Eric Hollander, M.D., Ph.D.
Albert Einstein College of Medicine, Montefiore Medical Center


Many findings support links between the brain dysfunction seen in autism spectrum disorders (ASD), neuroinflammation and a dysregulated immune response. The ‘hygiene hypothesis’ of autoimmune illness and ASD suggests that a lack of favorable gut parasites results in activation of proinflammatory cytokines, leading to symptoms of autism. This association between immune dysfunction and ASD suggests that immunomodulatory interventions may be a therapeutic option for treating ASD. 

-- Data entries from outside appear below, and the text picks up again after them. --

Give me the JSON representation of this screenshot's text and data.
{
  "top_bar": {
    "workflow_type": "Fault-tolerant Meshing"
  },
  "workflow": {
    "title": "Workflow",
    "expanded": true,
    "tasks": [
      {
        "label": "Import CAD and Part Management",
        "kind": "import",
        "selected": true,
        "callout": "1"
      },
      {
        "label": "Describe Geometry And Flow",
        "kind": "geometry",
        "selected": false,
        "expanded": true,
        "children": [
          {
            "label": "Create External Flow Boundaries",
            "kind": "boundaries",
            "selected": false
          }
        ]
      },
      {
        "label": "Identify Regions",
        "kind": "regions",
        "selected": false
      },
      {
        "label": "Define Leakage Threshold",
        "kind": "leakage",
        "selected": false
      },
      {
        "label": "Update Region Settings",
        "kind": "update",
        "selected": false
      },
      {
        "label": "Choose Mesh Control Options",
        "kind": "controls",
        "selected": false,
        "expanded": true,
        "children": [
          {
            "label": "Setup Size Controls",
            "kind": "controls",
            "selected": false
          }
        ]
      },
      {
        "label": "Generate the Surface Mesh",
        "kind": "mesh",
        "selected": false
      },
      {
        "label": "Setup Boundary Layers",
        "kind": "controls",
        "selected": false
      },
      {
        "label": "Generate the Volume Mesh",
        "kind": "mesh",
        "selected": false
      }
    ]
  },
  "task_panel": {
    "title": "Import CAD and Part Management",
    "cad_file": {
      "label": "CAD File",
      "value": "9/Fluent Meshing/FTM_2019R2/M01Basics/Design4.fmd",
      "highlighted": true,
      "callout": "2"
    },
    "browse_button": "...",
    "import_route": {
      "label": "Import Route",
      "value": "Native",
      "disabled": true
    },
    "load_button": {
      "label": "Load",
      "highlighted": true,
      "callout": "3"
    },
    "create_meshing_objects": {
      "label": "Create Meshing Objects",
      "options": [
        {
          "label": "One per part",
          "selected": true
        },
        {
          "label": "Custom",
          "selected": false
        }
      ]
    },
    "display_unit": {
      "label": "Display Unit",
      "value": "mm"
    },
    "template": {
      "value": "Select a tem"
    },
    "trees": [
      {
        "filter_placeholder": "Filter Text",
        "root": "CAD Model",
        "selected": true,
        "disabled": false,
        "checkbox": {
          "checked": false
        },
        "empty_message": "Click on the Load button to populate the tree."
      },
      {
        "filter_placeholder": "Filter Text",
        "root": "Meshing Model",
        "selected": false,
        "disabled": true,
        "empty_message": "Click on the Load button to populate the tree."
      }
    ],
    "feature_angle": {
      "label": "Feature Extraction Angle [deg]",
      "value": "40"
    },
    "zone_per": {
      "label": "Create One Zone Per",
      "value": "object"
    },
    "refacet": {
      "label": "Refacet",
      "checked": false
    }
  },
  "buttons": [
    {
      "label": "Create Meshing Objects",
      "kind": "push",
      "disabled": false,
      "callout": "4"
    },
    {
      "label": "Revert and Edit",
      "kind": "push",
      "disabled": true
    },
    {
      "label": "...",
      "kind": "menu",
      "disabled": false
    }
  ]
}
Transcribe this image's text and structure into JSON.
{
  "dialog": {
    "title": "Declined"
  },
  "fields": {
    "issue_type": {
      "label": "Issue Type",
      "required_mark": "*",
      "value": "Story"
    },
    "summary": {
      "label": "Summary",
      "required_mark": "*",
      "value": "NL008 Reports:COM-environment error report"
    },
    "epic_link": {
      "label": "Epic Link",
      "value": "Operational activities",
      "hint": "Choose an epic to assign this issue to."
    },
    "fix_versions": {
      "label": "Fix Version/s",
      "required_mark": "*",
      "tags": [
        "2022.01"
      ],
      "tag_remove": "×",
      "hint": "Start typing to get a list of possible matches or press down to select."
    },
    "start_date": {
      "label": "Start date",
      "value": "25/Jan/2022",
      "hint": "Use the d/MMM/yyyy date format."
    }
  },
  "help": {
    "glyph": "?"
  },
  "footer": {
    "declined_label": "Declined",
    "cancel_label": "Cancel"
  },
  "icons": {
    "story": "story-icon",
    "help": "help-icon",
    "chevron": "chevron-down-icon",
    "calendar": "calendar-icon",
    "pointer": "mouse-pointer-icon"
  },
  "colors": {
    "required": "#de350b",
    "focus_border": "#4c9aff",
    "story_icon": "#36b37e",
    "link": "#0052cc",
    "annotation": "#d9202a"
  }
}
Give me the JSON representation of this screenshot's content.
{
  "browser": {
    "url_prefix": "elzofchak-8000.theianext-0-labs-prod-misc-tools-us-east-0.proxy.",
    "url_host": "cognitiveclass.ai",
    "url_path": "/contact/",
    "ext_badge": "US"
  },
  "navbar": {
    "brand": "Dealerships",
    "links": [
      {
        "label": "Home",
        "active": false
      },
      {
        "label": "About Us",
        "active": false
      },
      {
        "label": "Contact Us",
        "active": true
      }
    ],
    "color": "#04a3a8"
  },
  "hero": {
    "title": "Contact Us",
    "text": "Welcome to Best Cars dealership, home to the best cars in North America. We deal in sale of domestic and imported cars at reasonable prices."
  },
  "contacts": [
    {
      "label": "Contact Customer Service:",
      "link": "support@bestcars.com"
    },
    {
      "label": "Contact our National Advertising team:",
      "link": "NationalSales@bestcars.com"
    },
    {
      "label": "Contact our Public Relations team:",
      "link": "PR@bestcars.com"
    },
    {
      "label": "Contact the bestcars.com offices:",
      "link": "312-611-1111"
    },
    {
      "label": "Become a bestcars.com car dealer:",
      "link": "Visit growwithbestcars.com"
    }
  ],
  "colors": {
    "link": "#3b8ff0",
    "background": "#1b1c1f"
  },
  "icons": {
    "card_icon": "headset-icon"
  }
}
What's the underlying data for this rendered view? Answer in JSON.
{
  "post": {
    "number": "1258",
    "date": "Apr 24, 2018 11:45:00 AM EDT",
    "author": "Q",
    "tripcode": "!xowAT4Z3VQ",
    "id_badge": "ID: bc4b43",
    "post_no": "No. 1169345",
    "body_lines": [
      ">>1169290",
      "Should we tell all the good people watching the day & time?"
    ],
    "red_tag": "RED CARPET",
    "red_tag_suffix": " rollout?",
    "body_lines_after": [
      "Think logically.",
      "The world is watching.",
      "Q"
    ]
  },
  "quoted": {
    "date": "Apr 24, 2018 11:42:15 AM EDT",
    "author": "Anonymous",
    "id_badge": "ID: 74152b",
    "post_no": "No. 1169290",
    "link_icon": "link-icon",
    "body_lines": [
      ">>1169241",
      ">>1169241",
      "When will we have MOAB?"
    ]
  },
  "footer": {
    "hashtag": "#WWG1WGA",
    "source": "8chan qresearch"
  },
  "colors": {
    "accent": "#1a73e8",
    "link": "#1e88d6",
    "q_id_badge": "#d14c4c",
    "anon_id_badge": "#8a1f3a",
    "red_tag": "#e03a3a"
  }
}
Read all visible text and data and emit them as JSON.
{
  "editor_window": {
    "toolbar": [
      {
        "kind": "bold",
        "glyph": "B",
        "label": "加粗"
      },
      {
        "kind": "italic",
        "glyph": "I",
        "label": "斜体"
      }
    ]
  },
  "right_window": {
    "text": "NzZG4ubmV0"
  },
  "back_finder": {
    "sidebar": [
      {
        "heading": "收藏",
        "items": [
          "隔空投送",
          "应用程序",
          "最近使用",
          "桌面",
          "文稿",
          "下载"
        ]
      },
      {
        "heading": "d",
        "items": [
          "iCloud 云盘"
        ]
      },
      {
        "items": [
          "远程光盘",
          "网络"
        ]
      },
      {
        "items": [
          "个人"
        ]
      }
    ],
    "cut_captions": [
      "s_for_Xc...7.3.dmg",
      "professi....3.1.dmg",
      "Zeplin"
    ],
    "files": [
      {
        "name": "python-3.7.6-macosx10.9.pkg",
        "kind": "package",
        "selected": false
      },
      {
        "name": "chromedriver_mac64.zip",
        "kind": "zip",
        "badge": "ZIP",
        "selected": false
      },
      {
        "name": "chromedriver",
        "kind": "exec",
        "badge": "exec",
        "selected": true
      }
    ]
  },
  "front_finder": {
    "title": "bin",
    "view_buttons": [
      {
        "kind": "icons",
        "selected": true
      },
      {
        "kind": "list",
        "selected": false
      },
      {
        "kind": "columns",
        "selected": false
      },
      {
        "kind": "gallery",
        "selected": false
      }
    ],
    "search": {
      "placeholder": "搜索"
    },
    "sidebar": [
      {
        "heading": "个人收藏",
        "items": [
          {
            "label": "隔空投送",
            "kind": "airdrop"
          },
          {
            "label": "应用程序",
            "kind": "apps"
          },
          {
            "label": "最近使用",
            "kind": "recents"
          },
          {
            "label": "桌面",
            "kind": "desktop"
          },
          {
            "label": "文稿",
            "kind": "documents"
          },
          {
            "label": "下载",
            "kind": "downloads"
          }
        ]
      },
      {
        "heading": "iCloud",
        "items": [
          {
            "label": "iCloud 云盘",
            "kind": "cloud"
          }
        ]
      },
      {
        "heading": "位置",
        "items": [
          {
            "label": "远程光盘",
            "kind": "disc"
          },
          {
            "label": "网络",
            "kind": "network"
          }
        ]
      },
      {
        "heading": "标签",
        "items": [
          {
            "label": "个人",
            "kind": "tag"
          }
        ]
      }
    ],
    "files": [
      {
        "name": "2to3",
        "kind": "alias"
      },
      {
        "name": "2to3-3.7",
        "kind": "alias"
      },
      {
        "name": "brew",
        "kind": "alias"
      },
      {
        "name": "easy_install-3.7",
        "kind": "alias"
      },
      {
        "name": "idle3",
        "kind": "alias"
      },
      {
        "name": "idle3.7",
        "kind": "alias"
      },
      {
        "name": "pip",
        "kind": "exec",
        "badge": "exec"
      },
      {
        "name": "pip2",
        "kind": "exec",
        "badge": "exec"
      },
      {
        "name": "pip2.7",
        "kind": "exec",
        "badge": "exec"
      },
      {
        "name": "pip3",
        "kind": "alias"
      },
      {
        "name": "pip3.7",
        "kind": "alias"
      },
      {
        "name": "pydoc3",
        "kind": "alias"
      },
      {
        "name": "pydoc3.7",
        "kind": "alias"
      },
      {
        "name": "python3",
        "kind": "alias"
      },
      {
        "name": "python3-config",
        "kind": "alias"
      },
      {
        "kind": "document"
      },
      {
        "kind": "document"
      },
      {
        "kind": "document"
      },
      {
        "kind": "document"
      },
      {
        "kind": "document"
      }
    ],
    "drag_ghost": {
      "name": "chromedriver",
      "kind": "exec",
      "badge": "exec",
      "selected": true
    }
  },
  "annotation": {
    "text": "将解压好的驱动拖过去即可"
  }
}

Eric Hollander and his colleagues at the Albert Einstein College of Medicine in New York aim to test the neuroimmune response in children and adults with ASD to treatment with Trichuris suis ova (TSO). TSO is a helminth worm treatment that is a new therapeutic approach to ASD with minimal side effects. It has been studied with success in other autoimmune disorders, including Crohn's disease and inflammatory bowel disease. Pilot studies of people with ASD who are highly resistant to standard treatment have demonstrated marked improvement with TSO.

Hollander and his team plan to complete a 28-week double-blind crossover study in ten adults and children with ASD. The researchers plan to first study the adults to establish the safety and efficacy of the TSO treatment protocol. The participants will receive 12 weeks of placebo and 12 weeks of TSO treatment (2,500 ova ingested by capsule every two weeks), with a four-week washout period in between.

The researchers plan to assess the effect of TSO versus placebo using outcome measures of aggression and irritability, repetitive behaviors, global functioning, social behavior and social cognition. In addition, they may use exploratory biomarkers such as immunological assays to explore the relationships among baseline clinical features, immune measures and response to treatment. If the outcome is positive, this research will support the existence of an immune-inflammatory mechanism underlying the febrile response in ASD.